Wednesday, February 15, 2012

Money & Business

Joining the Jet Set on the Cheap

By David LaGesse
Posted 11/5/06

A Florida native, George Tedder loves his home state. But he has seen enough of it from the ground, driving 50,000 miles a year between the Florida offices of the engineering firm where he works. So Tedder gushes when he talks about DayJet, a start-up that promises to fly him between his home in Gainesville to his offices in West Palm Beach, Lakeland, or Tallahassee-direct. And not on some thumping turboprop. No, DayJet will fly a shrunken jet, one that carries only three or four passengers. "It's like when I was a kid reading Popular Science about cars that will fly," says Tedder, 50, who recently tried one of the jets on for size when DayJet flew it into Gainesville. "It is just so cool."

TAKING OFF. The Eclipse 500 jet has won federal certification to go into production. The plane seats two pilots and three or four passengers.
ECLIPSE AVIATION

There is a certain zeal that permeates the nascent world of "very light jets," a new class of airplane under development at a half-dozen or more manufacturers. They're gambling more than $1 billion that the aircraft, untested in the market, can expand sales of small jets to private owners and to fleets at new air taxis like DayJet in the Southeast and Linear Air in the Northeast, for starters. "The revolution won't stop here," says William Herp, Linear Air's CEO.

The idea of smaller, technically advanced jets has percolated since at least the 1980s, when developments in navigation and electronics suggested something dramatic could emerge, says Bruce Holmes of NASA, which helped nurse the concept. "The big idea was that these airplanes could change aviation," he says.

Prices for the aircraft start at about $1.5 million for an Eclipse Aviation model, which recently won federal certification to go into production. That's less than half the $4 million it now takes to buy a business jet. Cessna has a certified model it's selling for $2.6 million, and while it meets the informal description of a very light jet (under 10,000 pounds), Cessna says it isn't marketing it as such. Other VLJs are known to be coming from Adam Aircraft, Honda, Diamond Aircraft, and Embraer Air. Their boosters talk of thousands of the minijets flying in a matter of years; more than 3,000 are already on order, and planned sales would hit a thousand a year. That's in a market for business jets that this year, a good year by historic standards, will sell a total of about 900 planes.

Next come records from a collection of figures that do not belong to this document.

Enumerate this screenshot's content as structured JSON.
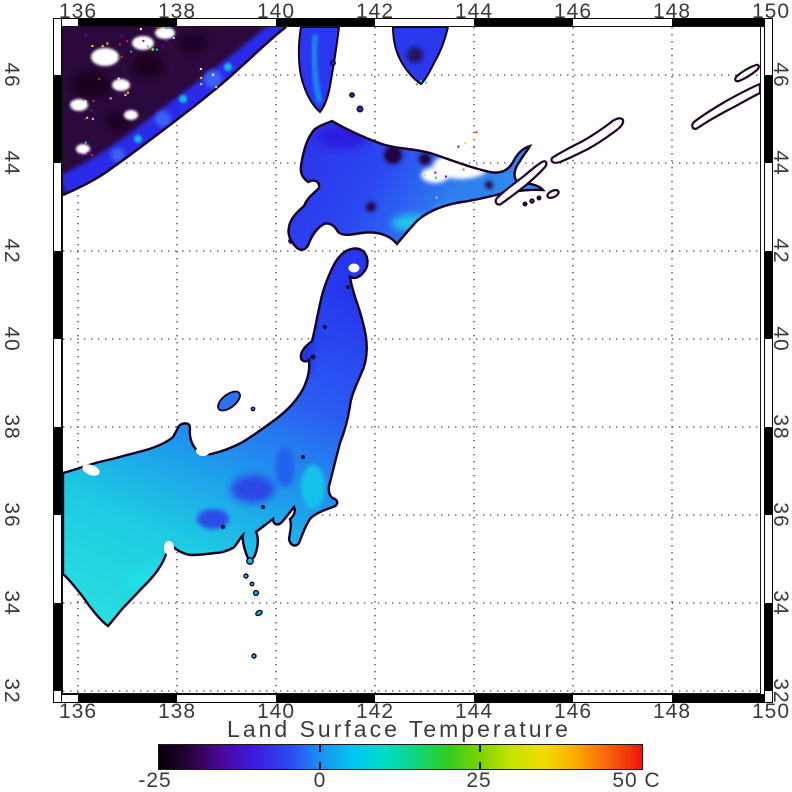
{
  "figure": {
    "title": "Land Surface Temperature"
  },
  "axes": {
    "lon_labels": [
      "136",
      "138",
      "140",
      "142",
      "144",
      "146",
      "148",
      "150"
    ],
    "lat_labels": [
      "46",
      "44",
      "42",
      "40",
      "38",
      "36",
      "34",
      "32"
    ]
  },
  "colorbar": {
    "labels": [
      "-25",
      "0",
      "25",
      "50"
    ],
    "unit": "C",
    "range": {
      "min": -25,
      "max": 50
    },
    "gradient_stops": [
      "#050008",
      "#2a0340",
      "#4c08a0",
      "#3b1de0",
      "#2b46f0",
      "#1d8ef2",
      "#02c6f0",
      "#00dcc8",
      "#0ed67c",
      "#33cc1e",
      "#7ed400",
      "#c8e400",
      "#f2dc00",
      "#fba800",
      "#f86010",
      "#ee1404"
    ]
  },
  "colors": {
    "ocean": "#ffffff",
    "coastline": "#190122",
    "grid": "#1a1a1a",
    "land_cold": "#2b093c",
    "land_cool": "#2b46f0",
    "land_mild": "#20d4e4"
  }
}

Crowded skies. Sounds like a stretch to Gerald Bernstein, an aviation consultant at the Velocity Group. For one, air taxis would work only in regions with clusters of cities that also have poor commercial air service. Overall, he's predicting sales would top out at around 700 aircraft a year at most, meaning a shakeout is inevitable. "There are just too many players out there," he says. Teal Group researcher Richard Aboulafia is harsher, predicting sales of perhaps 300 a year. The planes include impressive advances in electronics and engines, he says, "but there's no magic here. It sounds more like buzz designed to get investment cash." That is, it sounds more like the days of the Internet bubble.